English law was adapted to local colonial circumstances. In the North American colonies, the importation of African slaves required the implementation of European-designed laws regulating master-slave relations. In the Australian settlements, colonizers adopted the practice of terra nullius (nobody’s land), thus not recognizing native claims to land and securing European land titles. Settlement colonies rarely produced legal pluralisms (and if so only in their weakest form), but they confirmed British law as the single legal system. It is important to note that self-government in settlement colonies did not override the principle of nonre-pugnancy. Only with the Statute of Westminster did Britain’s six dominions (Australia, Canada, the Irish Free State, New Zealand, Newfoundland, and South Africa) achieve full legal authority.

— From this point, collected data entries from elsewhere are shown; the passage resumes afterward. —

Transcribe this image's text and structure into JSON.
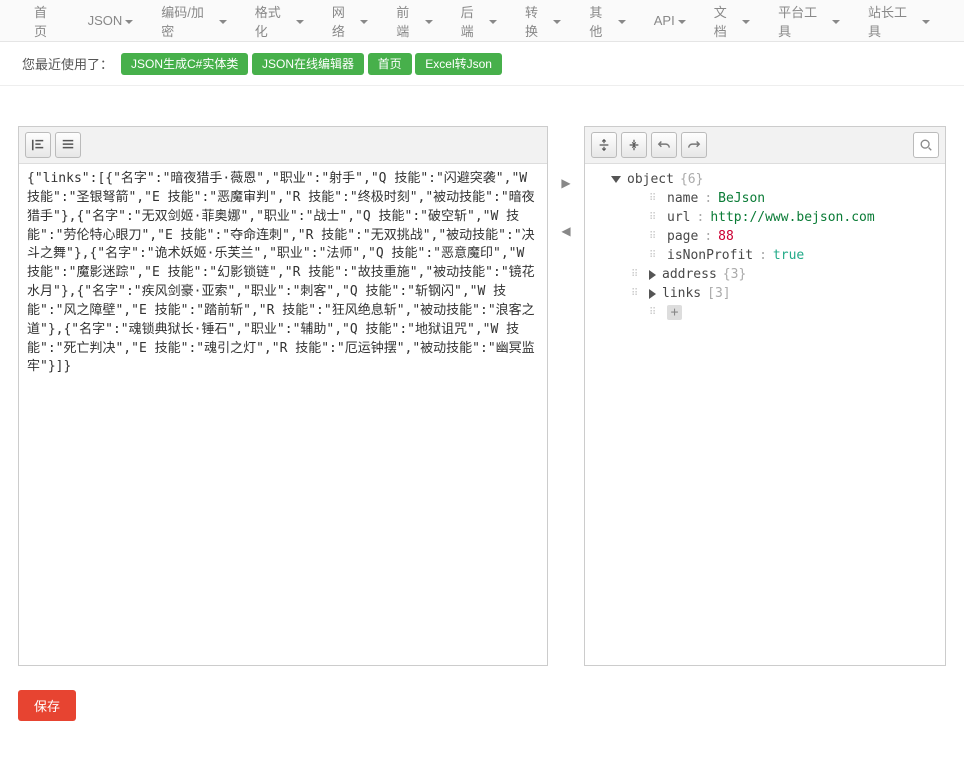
{
  "nav": {
    "items": [
      {
        "label": "首页",
        "dropdown": false
      },
      {
        "label": "JSON",
        "dropdown": true
      },
      {
        "label": "编码/加密",
        "dropdown": true
      },
      {
        "label": "格式化",
        "dropdown": true
      },
      {
        "label": "网络",
        "dropdown": true
      },
      {
        "label": "前端",
        "dropdown": true
      },
      {
        "label": "后端",
        "dropdown": true
      },
      {
        "label": "转换",
        "dropdown": true
      },
      {
        "label": "其他",
        "dropdown": true
      },
      {
        "label": "API",
        "dropdown": true
      },
      {
        "label": "文档",
        "dropdown": true
      },
      {
        "label": "平台工具",
        "dropdown": true
      },
      {
        "label": "站长工具",
        "dropdown": true
      }
    ]
  },
  "recent": {
    "label": "您最近使用了：",
    "tags": [
      "JSON生成C#实体类",
      "JSON在线编辑器",
      "首页",
      "Excel转Json"
    ]
  },
  "source_code": "{\"links\":[{\"名字\":\"暗夜猎手·薇恩\",\"职业\":\"射手\",\"Q 技能\":\"闪避突袭\",\"W 技能\":\"圣银弩箭\",\"E 技能\":\"恶魔审判\",\"R 技能\":\"终极时刻\",\"被动技能\":\"暗夜猎手\"},{\"名字\":\"无双剑姬·菲奥娜\",\"职业\":\"战士\",\"Q 技能\":\"破空斩\",\"W 技能\":\"劳伦特心眼刀\",\"E 技能\":\"夺命连刺\",\"R 技能\":\"无双挑战\",\"被动技能\":\"决斗之舞\"},{\"名字\":\"诡术妖姬·乐芙兰\",\"职业\":\"法师\",\"Q 技能\":\"恶意魔印\",\"W 技能\":\"魔影迷踪\",\"E 技能\":\"幻影锁链\",\"R 技能\":\"故技重施\",\"被动技能\":\"镜花水月\"},{\"名字\":\"疾风剑豪·亚索\",\"职业\":\"刺客\",\"Q 技能\":\"斩钢闪\",\"W 技能\":\"风之障壁\",\"E 技能\":\"踏前斩\",\"R 技能\":\"狂风绝息斩\",\"被动技能\":\"浪客之道\"},{\"名字\":\"魂锁典狱长·锤石\",\"职业\":\"辅助\",\"Q 技能\":\"地狱诅咒\",\"W 技能\":\"死亡判决\",\"E 技能\":\"魂引之灯\",\"R 技能\":\"厄运钟摆\",\"被动技能\":\"幽冥监牢\"}]}",
  "tree": {
    "root_label": "object",
    "root_count": "{6}",
    "props": [
      {
        "key": "name",
        "value": "BeJson",
        "type": "str"
      },
      {
        "key": "url",
        "value": "http://www.bejson.com",
        "type": "str"
      },
      {
        "key": "page",
        "value": "88",
        "type": "num"
      },
      {
        "key": "isNonProfit",
        "value": "true",
        "type": "bool"
      }
    ],
    "collapsed": [
      {
        "key": "address",
        "meta": "{3}"
      },
      {
        "key": "links",
        "meta": "[3]"
      }
    ]
  },
  "buttons": {
    "save": "保存"
  }
}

With the acquisition of Bengal in 1757, the British East India Company (and with it the British government) was confronted with new challenges concerning the legal administration of its European and indigenous subjects in India. Legal pluralism as practiced in the factories and trading stations was advocated by the legal reforms of Warren Hastings (1732-1818), India’s first governor-general, in 1772 (placing Muslims under Muslim civil law, Hindus under Hindu civil law, and all indigenous inhabitants under Muslim penal law) and the Regulating Act of 1773 (extending British jurisdiction over all British subjects, all company servants, and all other indigenous inhabitants who chose to submit to it).

Discovering the economic value of India beyond mere revenue collection, the British administrators began to interfere with the relatively untouched indigenous legal systems only in the second quarter of the nineteenth century. After the Indian Revolt of 1857, the British Crown took over the Indian holdings from the East India Company in 1858. A unified Indian Penal Code was introduced in 1860 and during the rest of the nineteenth century most fields of commercial, criminal, and procedural law had been fully codified—incorporating only little indigenous legal practice. Legal pluralism continued only in the fields of Hindu and Muslim personal laws. After Indian independence was achieved in 1947, the legal system introduced by the British remained practically intact.

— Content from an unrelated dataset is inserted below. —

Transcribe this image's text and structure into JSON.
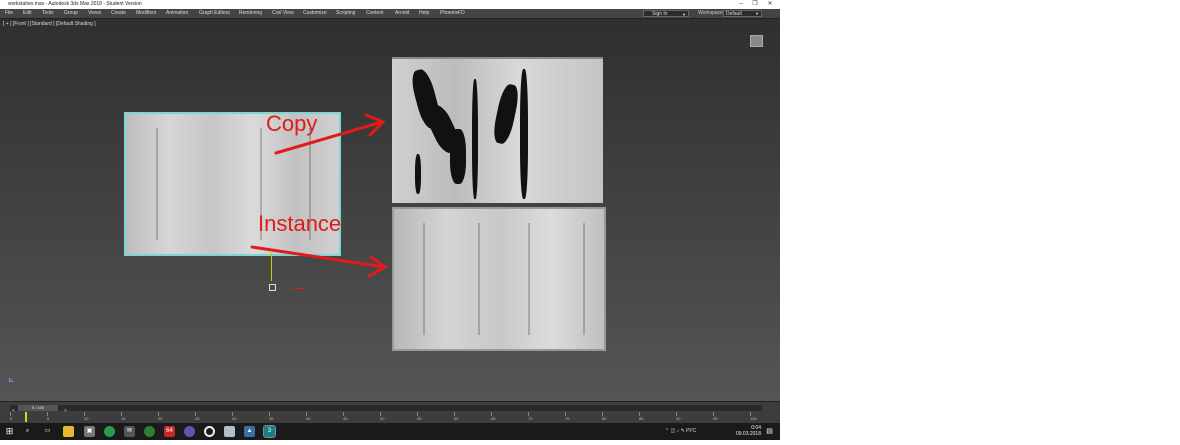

Warren Hastings. Legal pluralism as practiced in Britain's colonial factories and trading stations was advocated by the legal reforms of Warren Hastings in 1772, placing Muslims under Muslim civil law, Hindus under Hindu civil law, and all indigenous inhabitants under Muslim penal law.

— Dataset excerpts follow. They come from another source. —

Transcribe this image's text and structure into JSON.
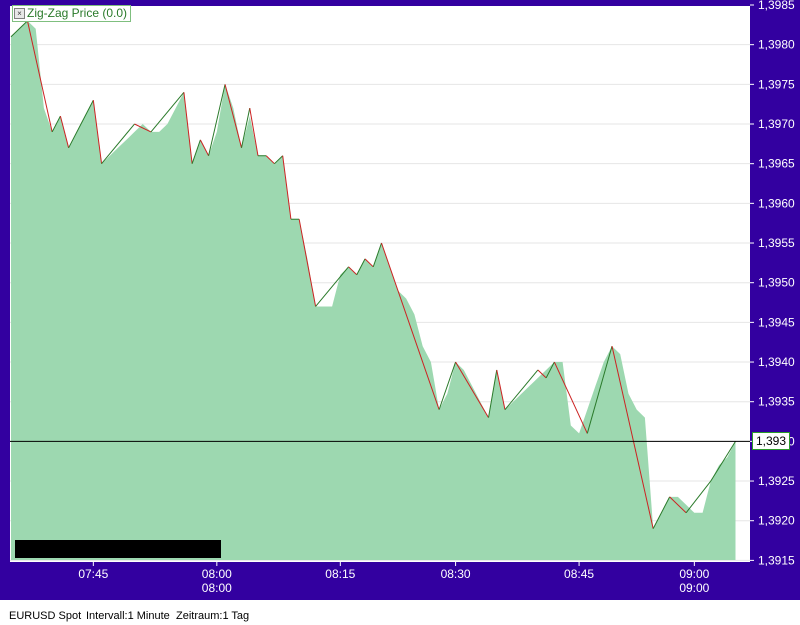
{
  "colors": {
    "frame": "#3300a0",
    "area_fill": "#9dd8b0",
    "zigzag_up": "#2a7a2a",
    "zigzag_down": "#cc2222",
    "current_line": "#000000",
    "grid": "#e6e6e6"
  },
  "legend": {
    "icon": "close-box-icon",
    "label": "Zig-Zag Price (0.0)"
  },
  "price_marker": "1,393",
  "status": {
    "symbol": "EURUSD Spot",
    "interval": "Intervall:1 Minute",
    "range": "Zeitraum:1 Tag"
  },
  "chart_data": {
    "type": "area",
    "title": "",
    "series": [
      {
        "values": [
          1.3981,
          1.3982,
          1.3983,
          1.3982,
          1.3972,
          1.3969,
          1.3971,
          1.3967,
          1.3969,
          1.3971,
          1.3973,
          1.3965,
          1.3966,
          1.3967,
          1.3968,
          1.3969,
          1.397,
          1.3969,
          1.3969,
          1.397,
          1.3972,
          1.3974,
          1.3965,
          1.3968,
          1.3966,
          1.3969,
          1.3975,
          1.3972,
          1.3967,
          1.3971,
          1.3966,
          1.3966,
          1.3965,
          1.3966,
          1.3958,
          1.3958,
          1.3953,
          1.3947,
          1.3947,
          1.3947,
          1.3951,
          1.3952,
          1.3951,
          1.3953,
          1.3952,
          1.3955,
          1.3952,
          1.3949,
          1.3948,
          1.3946,
          1.3942,
          1.394,
          1.3934,
          1.3936,
          1.394,
          1.3939,
          1.3937,
          1.3935,
          1.3933,
          1.3939,
          1.3934,
          1.3935,
          1.3936,
          1.3937,
          1.3938,
          1.3939,
          1.394,
          1.394,
          1.3932,
          1.3931,
          1.3934,
          1.3937,
          1.394,
          1.3942,
          1.3941,
          1.3936,
          1.3934,
          1.3933,
          1.3919,
          1.3921,
          1.3923,
          1.3923,
          1.3922,
          1.3921,
          1.3921,
          1.3925,
          1.3927,
          1.3928,
          1.393
        ]
      },
      {
        "name": "Zig-Zag Price (0.0)",
        "points": [
          {
            "i": 0,
            "v": 1.3981
          },
          {
            "i": 2,
            "v": 1.3983
          },
          {
            "i": 5,
            "v": 1.3969
          },
          {
            "i": 6,
            "v": 1.3971
          },
          {
            "i": 7,
            "v": 1.3967
          },
          {
            "i": 10,
            "v": 1.3973
          },
          {
            "i": 11,
            "v": 1.3965
          },
          {
            "i": 15,
            "v": 1.397
          },
          {
            "i": 17,
            "v": 1.3969
          },
          {
            "i": 21,
            "v": 1.3974
          },
          {
            "i": 22,
            "v": 1.3965
          },
          {
            "i": 23,
            "v": 1.3968
          },
          {
            "i": 24,
            "v": 1.3966
          },
          {
            "i": 26,
            "v": 1.3975
          },
          {
            "i": 28,
            "v": 1.3967
          },
          {
            "i": 29,
            "v": 1.3972
          },
          {
            "i": 30,
            "v": 1.3966
          },
          {
            "i": 31,
            "v": 1.3966
          },
          {
            "i": 32,
            "v": 1.3965
          },
          {
            "i": 33,
            "v": 1.3966
          },
          {
            "i": 34,
            "v": 1.3958
          },
          {
            "i": 35,
            "v": 1.3958
          },
          {
            "i": 37,
            "v": 1.3947
          },
          {
            "i": 41,
            "v": 1.3952
          },
          {
            "i": 42,
            "v": 1.3951
          },
          {
            "i": 43,
            "v": 1.3953
          },
          {
            "i": 44,
            "v": 1.3952
          },
          {
            "i": 45,
            "v": 1.3955
          },
          {
            "i": 52,
            "v": 1.3934
          },
          {
            "i": 54,
            "v": 1.394
          },
          {
            "i": 58,
            "v": 1.3933
          },
          {
            "i": 59,
            "v": 1.3939
          },
          {
            "i": 60,
            "v": 1.3934
          },
          {
            "i": 64,
            "v": 1.3939
          },
          {
            "i": 65,
            "v": 1.3938
          },
          {
            "i": 66,
            "v": 1.394
          },
          {
            "i": 70,
            "v": 1.3931
          },
          {
            "i": 73,
            "v": 1.3942
          },
          {
            "i": 78,
            "v": 1.3919
          },
          {
            "i": 80,
            "v": 1.3923
          },
          {
            "i": 82,
            "v": 1.3921
          },
          {
            "i": 85,
            "v": 1.3925
          },
          {
            "i": 88,
            "v": 1.393
          }
        ]
      }
    ],
    "current_value": 1.393,
    "x_ticks": [
      {
        "i": 10,
        "label": "07:45",
        "label2": ""
      },
      {
        "i": 25,
        "label": "08:00",
        "label2": "08:00"
      },
      {
        "i": 40,
        "label": "08:15",
        "label2": ""
      },
      {
        "i": 54,
        "label": "08:30",
        "label2": ""
      },
      {
        "i": 69,
        "label": "08:45",
        "label2": ""
      },
      {
        "i": 83,
        "label": "09:00",
        "label2": "09:00"
      }
    ],
    "y_ticks": [
      "1,3985",
      "1,3980",
      "1,3975",
      "1,3970",
      "1,3965",
      "1,3960",
      "1,3955",
      "1,3950",
      "1,3945",
      "1,3940",
      "1,3935",
      "1,3930",
      "1,3925",
      "1,3920",
      "1,3915"
    ],
    "ylim": [
      1.3915,
      1.3985
    ],
    "grid": true,
    "legend_position": "top-left"
  }
}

Warren Hastings. Legal pluralism as practiced in Britain’s colonial factories and trading stations was advocated by the legal reforms of Warren Hastings in 1772, placing Muslims under Muslim civil law, Hindus under Hindu civil law, and all indigenous inhabitants under Muslim penal law.

The legal practice that had evolved in colonial India became a role model for other British colonies of domination. Codification, the expansion of British law and the application of indigenous customary law in personal affairs, became the acknowledged practice. Labeled as indirect rule, the British made use of indigenous elites to administer law in their African colonies, thus keeping up a form of legal pluralism. However, local customary laws mostly survived only in altered forms as appendages to British state law.


The primary purpose of colonial law was the safeguarding of the colonizers’ interests. The introduction of British laws regarding land and property secured British acquisition of and titles to land in settlement colonies and—later—secured investments in the plantation industry. British-designed slave laws regulated master-slave relations in North America and provided a steady and reliable labor force. In trading stations, British law on a consular basis guaranteed personal security in an alien society and protected foreign trade.

Both in settler and nonsettler colonies, to fall under British jurisdiction had been viewed as a privilege not readily shared with the indigenous population. The resulting legal pluralism retained legal inequality in nonsettler colonies. The codification of colonial law— incorporating altered forms of local customary law— finally imposed a Europeanized legal system on many colonies of domination, much of which remained in place even in the postcolonial era.